Minimal dispersion approximately balancing weights: asymptotic properties and practical considerations

Abstract

Summary Weighting methods are widely used to adjust for covariates in observational studies, sample surveys, and regression settings. In this paper, we study a class of recently proposed weighting methods, which find the weights of minimum dispersion that approximately balance the covariates. We call these weights ‘minimal weights’ and study them under a common optimization framework. Our key observation is that finding weights which achieve approximate covariate balance is equivalent to performing shrinkage estimation of the inverse propensity score. This connection leads to both theoretical and practical developments. From a theoretical standpoint, we characterize the asymptotic properties of minimal weights and show that, under standard smoothness conditions on the propensity score function, minimal weights are consistent estimates of the true inverse probability weights. In addition, we show that the resulting weighting estimator is consistent, asymptotically normal and semiparametrically efficient.

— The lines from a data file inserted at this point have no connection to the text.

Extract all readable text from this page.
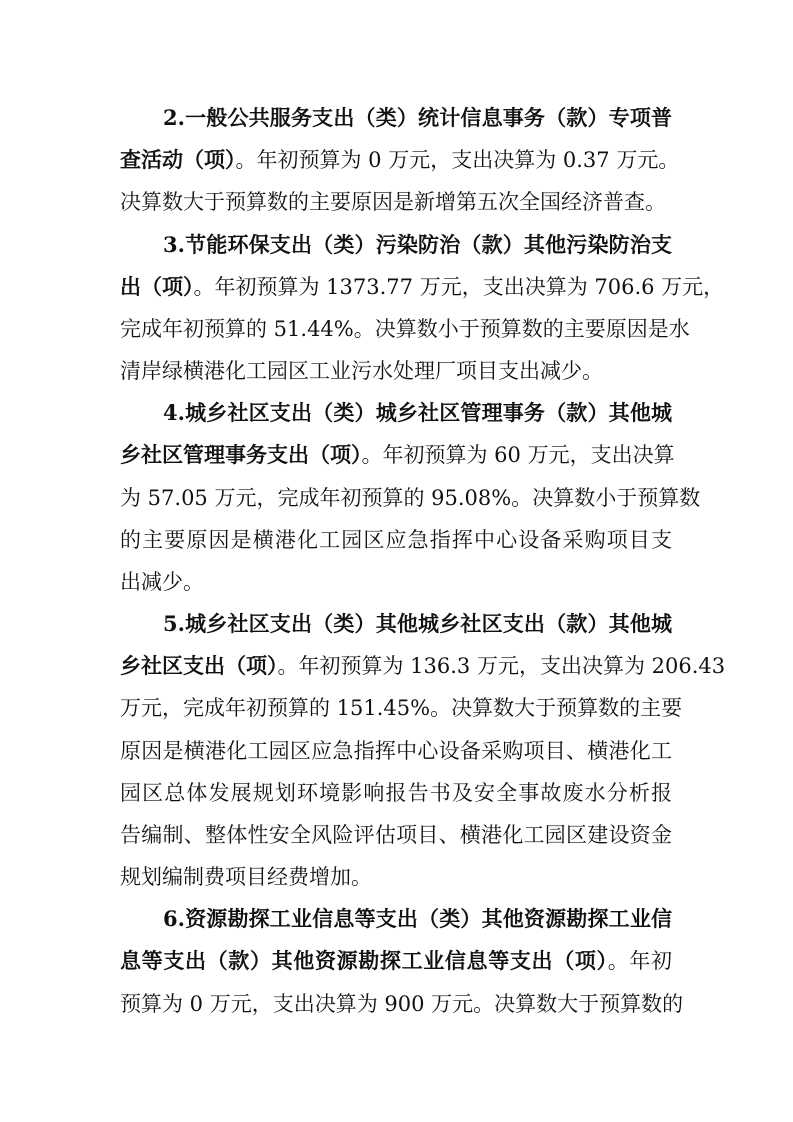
2.一般公共服务支出（类）统计信息事务（款）专项普
查活动（项）。年初预算为 0 万元，支出决算为 0.37 万元。
决算数大于预算数的主要原因是新增第五次全国经济普查。
3.节能环保支出（类）污染防治（款）其他污染防治支
出（项）。年初预算为 1373.77 万元，支出决算为 706.6 万元，
完成年初预算的 51.44%。决算数小于预算数的主要原因是水
清岸绿横港化工园区工业污水处理厂项目支出减少。
4.城乡社区支出（类）城乡社区管理事务（款）其他城
乡社区管理事务支出（项）。年初预算为 60 万元，支出决算
为 57.05 万元，完成年初预算的 95.08%。决算数小于预算数
的主要原因是横港化工园区应急指挥中心设备采购项目支
出减少。
5.城乡社区支出（类）其他城乡社区支出（款）其他城
乡社区支出（项）。年初预算为 136.3 万元，支出决算为 206.43
万元，完成年初预算的 151.45%。决算数大于预算数的主要
原因是横港化工园区应急指挥中心设备采购项目、横港化工
园区总体发展规划环境影响报告书及安全事故废水分析报
告编制、整体性安全风险评估项目、横港化工园区建设资金
规划编制费项目经费增加。
6.资源勘探工业信息等支出（类）其他资源勘探工业信
息等支出（款）其他资源勘探工业信息等支出（项）。年初
预算为 0 万元，支出决算为 900 万元。决算数大于预算数的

From a practical standpoint, we give a finite-sample oracle inequality that bounds the loss incurred by balancing more functions of the covariates than strictly needed. This inequality shows that minimal weights implicitly bound the number of active covariate balance constraints. Finally, we provide a tuning algorithm for choosing the degree of approximate balance in minimal weights. The paper concludes with an empirical study which suggests that approximate balance is preferable to exact balance, especially when there is limited overlap in covariate distributions. Further studies show that the root mean squared error of the weighting estimator can be reduced by as much as a half with approximate balance.